Politics is a living, breathing thing. You don’t often get the space or the time to really test a theory to death because your members, your activists, your MPs and councillors have the misfortune to end up collating feedback in real time. Keir Starmer may well believe that, in the end, his and his Chief of Staff’s analysis is correct. Maybe it’s right that Labour’s long-term interests lie in standing on stage, reading out Farage-adjacent lines and hoping that the audience likes the material enough to forget about the delivery. But Caerphilly shows the dangers of that approach, as will local elections in May.

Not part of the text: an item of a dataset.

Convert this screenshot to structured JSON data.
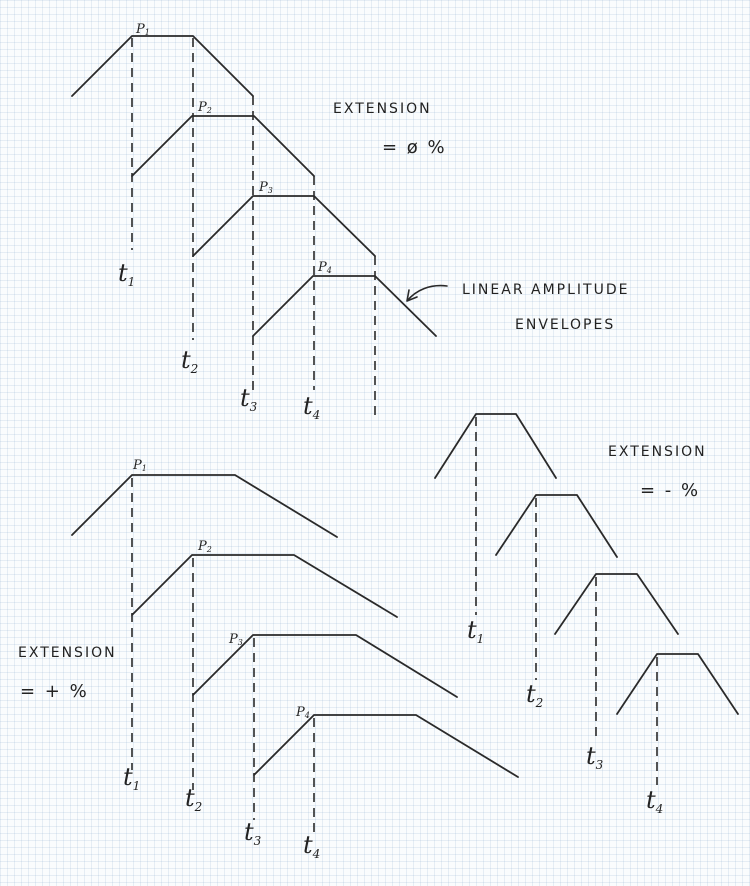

We end this note with a final quote from Tommy Cooper, Caerphilly’s greatest export. Because it sums up how many Labour members feel this morning and because it nails the pathos of this historic defeat. “There have been times that I have known disappointment, even despair. The public never realised because I was laughing on the outside while I was crying on the inside. Very dangerous that - you could easily drown”.